Dan boleh dikatakan, yang paling parah adalah, diadopsinya pemikiran sekularisme Barat oleh dunia Islam. Yang paling ekstrim, tentu terjadi di Turki oleh Mustafa Kemal, sampai-sampai simbol Arab (yang identik dengan Islam) dihilangkan semua di sana. Agama dipisahkan dari negara, sebagaimana Barat melakukannya. Silakan anda beribadah di masjid, dzikir semalam suntuk pun silakan, tapi jangan bawa-bawa Islam dalam kehidupan bernegara.

Setelah Turki, negeri-negeri Islam yang kebanyakan merdeka dari penjajahan Barat pasca Perang Dunia Ke-2, ikut-ikutan mengadopsi gagasan sekularisme Barat. Tentu dengan kadar yang berbeda-beda di tiap negara, karena tiap negara punya kerumitannya sendiri. Di Indonesia, perdebatan soal dasar negara telah terjadi sekian tahun sebelum proklamasi, antara M. Natsir dan Soekarno misalnya. Kemudian di sidang Konstituante juga terjadi perdebatan alot tentang dasar negara. Bahkan pertarungan gagasan terus terjadi sampai saat ini, dengan munculnya wacana “NKRI Bersyariah” misalnya.

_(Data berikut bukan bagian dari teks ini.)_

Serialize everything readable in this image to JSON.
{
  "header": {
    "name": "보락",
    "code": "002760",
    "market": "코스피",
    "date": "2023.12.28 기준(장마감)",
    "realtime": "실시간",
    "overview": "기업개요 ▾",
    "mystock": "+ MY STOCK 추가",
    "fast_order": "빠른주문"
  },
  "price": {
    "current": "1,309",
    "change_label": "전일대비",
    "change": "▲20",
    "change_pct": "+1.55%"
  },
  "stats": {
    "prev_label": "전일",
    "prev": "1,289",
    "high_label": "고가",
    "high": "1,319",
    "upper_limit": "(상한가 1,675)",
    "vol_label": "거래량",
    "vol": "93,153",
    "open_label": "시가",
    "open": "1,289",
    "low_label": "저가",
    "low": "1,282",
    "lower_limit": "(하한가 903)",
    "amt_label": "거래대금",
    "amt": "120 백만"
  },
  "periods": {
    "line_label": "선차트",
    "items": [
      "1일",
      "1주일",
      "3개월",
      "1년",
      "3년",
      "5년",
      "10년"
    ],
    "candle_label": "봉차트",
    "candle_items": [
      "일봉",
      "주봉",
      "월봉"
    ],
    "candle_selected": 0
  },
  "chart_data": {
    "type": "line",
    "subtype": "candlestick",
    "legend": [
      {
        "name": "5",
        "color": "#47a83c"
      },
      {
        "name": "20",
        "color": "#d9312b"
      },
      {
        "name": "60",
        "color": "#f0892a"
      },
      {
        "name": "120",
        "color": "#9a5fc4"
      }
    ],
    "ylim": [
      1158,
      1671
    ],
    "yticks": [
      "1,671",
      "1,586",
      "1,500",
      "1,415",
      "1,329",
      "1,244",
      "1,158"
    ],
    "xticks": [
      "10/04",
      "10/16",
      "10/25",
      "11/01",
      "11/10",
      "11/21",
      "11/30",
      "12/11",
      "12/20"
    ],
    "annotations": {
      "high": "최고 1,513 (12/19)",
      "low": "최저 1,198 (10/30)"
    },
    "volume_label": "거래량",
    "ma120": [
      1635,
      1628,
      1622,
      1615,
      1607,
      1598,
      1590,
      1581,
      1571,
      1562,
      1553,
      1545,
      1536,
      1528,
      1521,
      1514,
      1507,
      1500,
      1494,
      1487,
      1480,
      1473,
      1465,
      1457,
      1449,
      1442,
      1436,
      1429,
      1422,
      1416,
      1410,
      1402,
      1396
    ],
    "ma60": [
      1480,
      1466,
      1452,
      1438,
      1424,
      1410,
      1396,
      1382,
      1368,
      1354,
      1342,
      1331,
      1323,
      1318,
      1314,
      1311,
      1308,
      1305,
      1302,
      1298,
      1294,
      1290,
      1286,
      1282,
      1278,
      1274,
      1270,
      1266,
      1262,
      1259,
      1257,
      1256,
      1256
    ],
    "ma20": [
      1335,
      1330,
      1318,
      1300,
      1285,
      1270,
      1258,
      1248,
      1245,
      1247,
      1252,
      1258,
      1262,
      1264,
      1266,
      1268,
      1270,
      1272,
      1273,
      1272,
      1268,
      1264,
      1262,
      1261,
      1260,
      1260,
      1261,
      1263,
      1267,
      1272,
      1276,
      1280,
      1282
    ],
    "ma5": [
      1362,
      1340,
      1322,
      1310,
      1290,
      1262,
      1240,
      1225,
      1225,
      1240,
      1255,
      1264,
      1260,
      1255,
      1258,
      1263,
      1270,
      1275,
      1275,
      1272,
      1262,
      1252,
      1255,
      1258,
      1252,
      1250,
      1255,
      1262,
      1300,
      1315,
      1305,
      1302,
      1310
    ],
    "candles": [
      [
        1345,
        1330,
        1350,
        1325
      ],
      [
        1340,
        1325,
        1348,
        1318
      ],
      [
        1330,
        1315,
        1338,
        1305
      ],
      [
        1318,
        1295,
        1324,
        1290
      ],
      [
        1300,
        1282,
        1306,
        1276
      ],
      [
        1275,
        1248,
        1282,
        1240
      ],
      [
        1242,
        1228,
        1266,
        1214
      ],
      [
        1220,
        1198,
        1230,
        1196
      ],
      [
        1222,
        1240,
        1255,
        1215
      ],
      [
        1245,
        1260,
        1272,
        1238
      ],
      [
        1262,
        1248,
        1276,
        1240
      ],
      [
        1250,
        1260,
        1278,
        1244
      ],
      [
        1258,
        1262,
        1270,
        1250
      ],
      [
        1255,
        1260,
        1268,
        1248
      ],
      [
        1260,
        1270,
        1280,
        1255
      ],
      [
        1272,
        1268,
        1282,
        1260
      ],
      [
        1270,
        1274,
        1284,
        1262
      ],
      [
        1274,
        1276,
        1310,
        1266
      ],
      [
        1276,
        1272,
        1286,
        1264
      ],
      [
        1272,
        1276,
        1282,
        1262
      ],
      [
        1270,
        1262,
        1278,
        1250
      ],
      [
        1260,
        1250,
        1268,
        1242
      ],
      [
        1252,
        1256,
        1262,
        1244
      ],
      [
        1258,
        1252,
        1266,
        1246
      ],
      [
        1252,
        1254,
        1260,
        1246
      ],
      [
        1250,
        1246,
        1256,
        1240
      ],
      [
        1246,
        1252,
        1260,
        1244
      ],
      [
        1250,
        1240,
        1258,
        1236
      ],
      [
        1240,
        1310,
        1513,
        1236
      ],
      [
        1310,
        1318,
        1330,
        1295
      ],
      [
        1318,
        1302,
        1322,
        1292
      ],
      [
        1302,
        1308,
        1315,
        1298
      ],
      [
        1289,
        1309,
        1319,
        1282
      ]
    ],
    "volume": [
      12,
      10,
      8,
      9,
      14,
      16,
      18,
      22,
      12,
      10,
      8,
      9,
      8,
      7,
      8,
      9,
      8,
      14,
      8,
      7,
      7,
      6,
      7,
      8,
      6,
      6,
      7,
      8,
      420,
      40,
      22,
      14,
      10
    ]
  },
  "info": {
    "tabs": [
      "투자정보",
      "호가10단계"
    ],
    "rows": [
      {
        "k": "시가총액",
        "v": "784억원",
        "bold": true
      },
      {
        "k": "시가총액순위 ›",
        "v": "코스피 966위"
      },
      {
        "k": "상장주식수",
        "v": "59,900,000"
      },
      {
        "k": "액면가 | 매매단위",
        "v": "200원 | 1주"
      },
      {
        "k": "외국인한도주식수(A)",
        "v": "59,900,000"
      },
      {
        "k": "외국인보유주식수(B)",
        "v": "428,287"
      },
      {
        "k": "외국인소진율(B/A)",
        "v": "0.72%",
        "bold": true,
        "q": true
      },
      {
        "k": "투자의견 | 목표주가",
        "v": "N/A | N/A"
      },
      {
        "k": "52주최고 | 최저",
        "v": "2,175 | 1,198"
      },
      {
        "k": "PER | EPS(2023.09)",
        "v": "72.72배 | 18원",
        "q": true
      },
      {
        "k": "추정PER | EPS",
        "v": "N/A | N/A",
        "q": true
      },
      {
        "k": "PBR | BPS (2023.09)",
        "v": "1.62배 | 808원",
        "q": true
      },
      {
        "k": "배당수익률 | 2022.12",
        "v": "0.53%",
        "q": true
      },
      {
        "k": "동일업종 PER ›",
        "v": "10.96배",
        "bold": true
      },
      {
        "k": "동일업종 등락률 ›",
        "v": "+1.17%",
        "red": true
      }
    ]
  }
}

Kolonialisasi Barat ratusan tahun, kemudian menguatnya sekularisme pasca kemerdekaan negeri-negeri Islam, menjadi pijakan kita saat berbicara, apakah negeri-negeri itu sepenuhnya menerima syariat Islam sebagai asas tanpa penolakan, atau sebenarnya terjadi ‘pertarungan’ antara pihak yang ingin syariat Islam dalam kehidupan negara dengan yang ingin melokalisasinya hanya di masjid dan mushalla saja.